Em qualquer roda de conversa que deriva para o tema de drogas psicodélicas, a primeira pergunta sempre é: por que pessoas sob efeito dessas substâncias pulam da janela ou jogam o carro contra o poste? O mito, criado pela propaganda da Guerra às Drogas, foi desmentido pela enésima vez num estudo do Reino Unido (não deixe de ler informações adicionais no P.S. ao final do texto).
“Mortes Relacionadas com Psicodélicos na Inglaterra, no País de Gales e na Irlanda do Norte (1997-2022)” saiu em formato eletrônico no periódico Progress in Neuro-Psychopharmacology and Biological Psychiatry. O artigo tem Emma I. Kopra como primeira autora e será impresso na edição de 10 de janeiro de 2025.
Em 25 anos, o grupo identificou 28 mortes no Reino Unido (exceto Escócia) em que psicodélicos estiveram envolvidos. Os dados saíram de relatórios de médicos legistas, o que resultou em números superiores aos do Escritório Nacional de Estatística, pois este exige menção a drogas específicas no atestado de óbito para que entrem no cômputo de mortalidade.
O artigo pondera que os 28 óbitos são quase certamente subestimados, porque legistas não são obrigados a encaminhar relatórios ao Programa Nacional de Mortalidade por Uso de Substâncias; no entanto, a cobertura é da ordem de 85%, registram os autores. Também podem ter ficado de fora mortes em que o uso de psicodélicos não foi investigado ou testes toxicológicos deixaram de ser feitos.
Suponha o leitor que, com tais limitações, o levantamento tenha captado só metade, ou quem sabe um quarto das mortes efetivamente ocorridas sob efeito de psicodélicos. Na pior hipótese, multiplicando 28 por 4 teriam ocorrido 112 óbitos em um quarto de século, ou menos de 5 por ano.
Para dar uma noção da raridade desses eventos, basta mencionar que de 1987 a 2016, no Reino Unido, 58 pessoas morreram atingidas por raios, ou seja, da ordem de 2 por ano. Mas a comparação pertinente seria com outras drogas, não com descargas elétricas.

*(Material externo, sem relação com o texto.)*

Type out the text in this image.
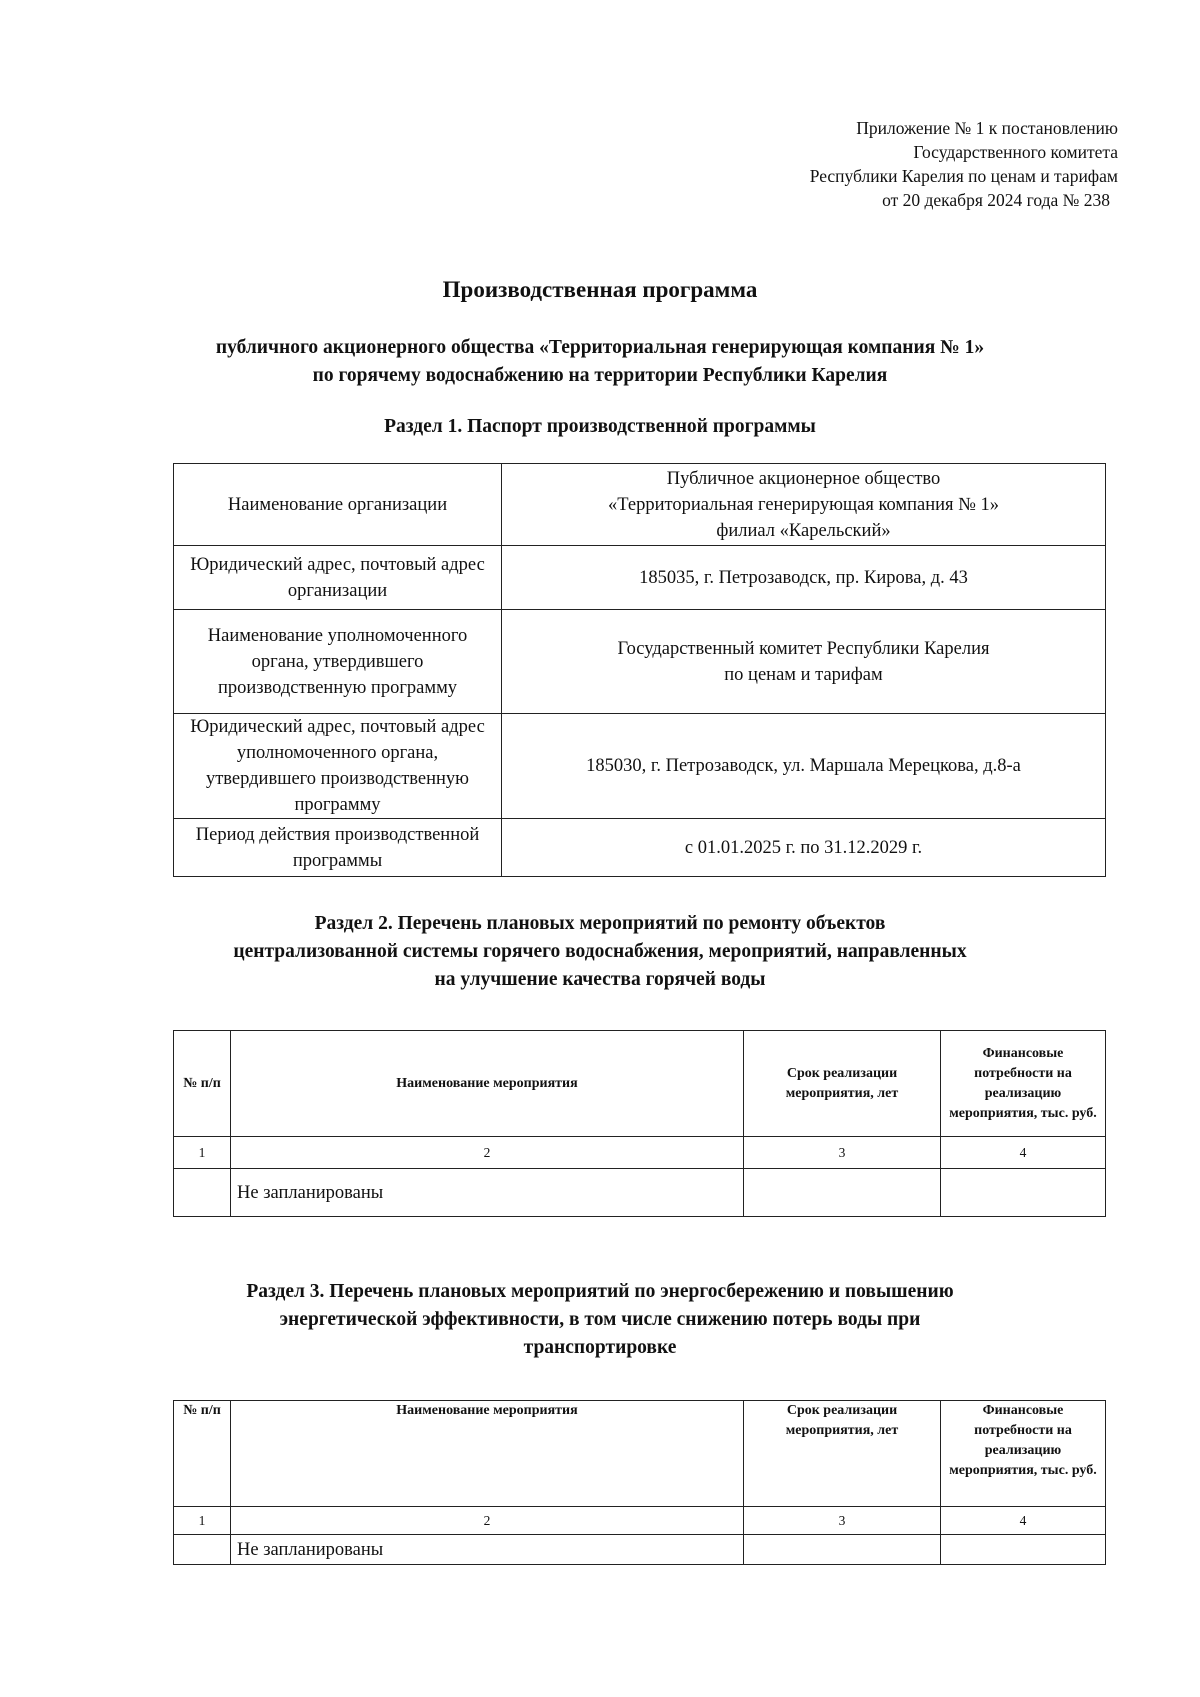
Приложение № 1 к постановлению
Государственного комитета
Республики Карелия по ценам и тарифам
от 20 декабря 2024 года № 238
Производственная программа
публичного акционерного общества «Территориальная генерирующая компания № 1»
по горячему водоснабжению на территории Республики Карелия
Раздел 1. Паспорт производственной программы
Наименование организации	Публичное акционерное общество
«Территориальная генерирующая компания № 1»
филиал «Карельский»

Юридический адрес, почтовый адрес организации	185035, г. Петрозаводск, пр. Кирова, д. 43

Наименование уполномоченного органа, утвердившего производственную программу	Государственный комитет Республики Карелия
по ценам и тарифам

Юридический адрес, почтовый адрес уполномоченного органа, утвердившего производственную программу	185030, г. Петрозаводск, ул. Маршала Мерецкова, д.8-а

Период действия производственной программы	с 01.01.2025 г. по 31.12.2029 г.
Раздел 2. Перечень плановых мероприятий по ремонту объектов
централизованной системы горячего водоснабжения, мероприятий, направленных
на улучшение качества горячей воды
№ п/п	Наименование мероприятия	Срок реализации мероприятия, лет	Финансовые потребности на реализацию мероприятия, тыс. руб.
1	2	3	4
	Не запланированы		
Раздел 3. Перечень плановых мероприятий по энергосбережению и повышению
энергетической эффективности, в том числе снижению потерь воды при
транспортировке
№ п/п	Наименование мероприятия	Срок реализации мероприятия, лет	Финансовые потребности на реализацию мероприятия, тыс. руб.
1	2	3	4
	Не запланированы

Em 2021 o tabaco (fumantes primários e secundários) respondeu por 75,8 mil mortes no Reino Unido. Em 2022, o álcool acarretou 7.912 mortes de britânicos. São duas drogas legais, apesar de causarem dependência, em oposição aos psicodélicos, mantidos como substâncias proibidas por risco de causar adicção e ausência de potencial terapêutico (o que a pesquisa indica não ser verdade).
Seria irônico, se não fosse trágico. Psicodélicos como MDMA (ecstasy) e psilocibina (de cogumelos ditos “mágicos”) são hoje a principal promessa de tratamentos inovadores para transtornos como estresse pós-traumático e depressão resistente. Se fosse baseada em ciência, não em ideologia, a lista deveria proibir cigarro e bebidas alcoólicas, não alteradores de consciência em uso tradicional há milênios.
De todo modo, o artigo de Kopra e colaboradores examinou também fatores concomitantes ao uso do psicodélicos que podem ter contribuído para as 28 mortes registradas. O mais frequente deles: uso de outras substâncias, verificado em 23 casos (82%).
A maioria das mortes (86%) foi decorrente de acidentes. Só três delas (11%) foram indicadas pelos legistas como suicídios. Ou seja, não tem apoio considerável em evidências estatísticas a noção difundida de que psicodélicos levam usuários a se matar.
Isso quer dizer que psicodélicos são substâncias inócuas? Claro que não. São alteradores poderosos da consciência, cujo eventual uso terapêutico, ainda sob investigação e legalizado em casos excepcionais por poucos países, exige acompanhamento especializado.
Por outro lado, em que pesem os riscos psicológicos, eles têm perfil farmacológico relativamente seguro, não se conhecendo casos de morte por overdose, por exemplo. Mais uma razão para considerar seriamente a regulamentação para uso adulto, acompanhado de campanhas educativas para redução de danos.
A exceção concedida para drogas muito mais perigosas, como nicotina e álcool, prova que não estamos ainda preparados para essa conversa. No Brasil, pelo menos, porque ela já avançou na Austrália e no Canadá, entre outros países.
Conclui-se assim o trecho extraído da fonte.